Distributed and Discrete Modulatory Actions of DBI in the Neurocircuitry of Social Behavior
Reduced social interest is a common presentation in autism spectrum disorders. Mice exhibiting autism-like behaviors and associated genetic mutations can show improved social interest after treatment with benzodiazepines, which act on receptors for the neurotransmitter GABA. Professor Catherine Christian-Hinman’s ongoing work investigates a protein called diazepam binding inhibitor (DBI), which can mimic some benzodiazepine actions. Her team recently discovered that mice genetically lacking DBI show reduced social interest towards other mice.In parallel, recent human genetic studies have begun to link DBI dysfunction and autism. These findings suggest that DBI modulates brain activity in a manner that promotes social interest and motivation. A key aspect of DBI biology, however, is that the protein is expressed in all cells. DBI has also been linked to several diverse physiological processes. These characteristics suggest that the actions of DBI are both: 1) distributed, affecting a wide number of brain areas; and 2) discrete, with specific features and effects found only in certain brain regions and neuronal subpopulations.

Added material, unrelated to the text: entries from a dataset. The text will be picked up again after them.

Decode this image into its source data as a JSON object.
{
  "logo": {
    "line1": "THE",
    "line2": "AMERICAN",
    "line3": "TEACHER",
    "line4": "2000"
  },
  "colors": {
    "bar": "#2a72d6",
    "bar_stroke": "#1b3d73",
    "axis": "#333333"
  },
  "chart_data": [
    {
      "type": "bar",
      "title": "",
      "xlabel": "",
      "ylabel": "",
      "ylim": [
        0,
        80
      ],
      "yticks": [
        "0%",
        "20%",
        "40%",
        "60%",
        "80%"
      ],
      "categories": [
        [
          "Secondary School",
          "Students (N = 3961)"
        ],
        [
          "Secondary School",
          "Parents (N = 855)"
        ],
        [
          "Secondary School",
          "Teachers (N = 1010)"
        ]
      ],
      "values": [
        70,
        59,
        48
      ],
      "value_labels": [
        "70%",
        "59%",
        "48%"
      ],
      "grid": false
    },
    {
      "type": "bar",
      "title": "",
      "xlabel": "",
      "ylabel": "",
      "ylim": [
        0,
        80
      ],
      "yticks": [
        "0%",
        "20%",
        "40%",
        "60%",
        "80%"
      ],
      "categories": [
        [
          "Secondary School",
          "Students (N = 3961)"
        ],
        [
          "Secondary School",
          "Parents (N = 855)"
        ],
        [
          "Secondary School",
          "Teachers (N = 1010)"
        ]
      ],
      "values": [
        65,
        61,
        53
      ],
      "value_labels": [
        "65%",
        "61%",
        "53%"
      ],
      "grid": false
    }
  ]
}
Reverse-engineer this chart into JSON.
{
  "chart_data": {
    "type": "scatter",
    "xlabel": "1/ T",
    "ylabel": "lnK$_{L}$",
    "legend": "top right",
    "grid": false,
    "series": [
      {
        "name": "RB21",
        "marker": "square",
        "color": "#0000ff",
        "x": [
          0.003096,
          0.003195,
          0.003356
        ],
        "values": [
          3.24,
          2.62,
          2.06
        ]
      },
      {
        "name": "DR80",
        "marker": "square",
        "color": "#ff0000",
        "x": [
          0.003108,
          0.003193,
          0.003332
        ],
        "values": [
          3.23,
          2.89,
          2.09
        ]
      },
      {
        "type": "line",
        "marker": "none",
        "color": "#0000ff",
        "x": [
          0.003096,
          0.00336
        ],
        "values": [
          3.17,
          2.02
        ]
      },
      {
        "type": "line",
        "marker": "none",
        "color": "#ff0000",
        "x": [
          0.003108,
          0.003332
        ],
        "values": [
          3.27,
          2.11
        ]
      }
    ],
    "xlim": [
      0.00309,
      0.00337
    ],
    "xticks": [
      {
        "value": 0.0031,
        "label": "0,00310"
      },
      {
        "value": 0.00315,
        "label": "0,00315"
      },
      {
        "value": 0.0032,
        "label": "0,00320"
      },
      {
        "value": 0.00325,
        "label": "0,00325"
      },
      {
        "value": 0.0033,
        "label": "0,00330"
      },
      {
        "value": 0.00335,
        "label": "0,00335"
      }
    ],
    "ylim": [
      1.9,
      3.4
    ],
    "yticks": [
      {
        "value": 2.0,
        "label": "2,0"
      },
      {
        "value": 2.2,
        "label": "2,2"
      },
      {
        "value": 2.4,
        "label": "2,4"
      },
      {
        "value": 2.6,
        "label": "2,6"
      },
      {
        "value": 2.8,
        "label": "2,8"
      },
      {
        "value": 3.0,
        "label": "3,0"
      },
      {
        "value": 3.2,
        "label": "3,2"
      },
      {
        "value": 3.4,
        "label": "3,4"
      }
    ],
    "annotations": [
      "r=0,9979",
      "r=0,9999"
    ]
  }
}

During her CAS appointment, Professor Christian-Hinman plans to conduct studies at the genetic, cellular, and behavioral levels to pinpoint where in the brain DBI acts to modulate social behavior. Specifically, she and her research team will use markers of neuronal activity to map groups of neurons that are activated during a social interaction and identify neuron populations that are over- or under-activated in mice genetically lacking DBI. Next, they will use viral vectors and chemogenetic tools to selectively manipulate neuronal activity to attempt to restore social interest levels in mice lacking DBI. Lastly, they will use transcriptomics and bioinformatics to determine the impacts of loss of DBI on the expression of other genes in the brain at both regional and cellular levels. These studies have the potential to provide clues to new therapies for social deficits in autism.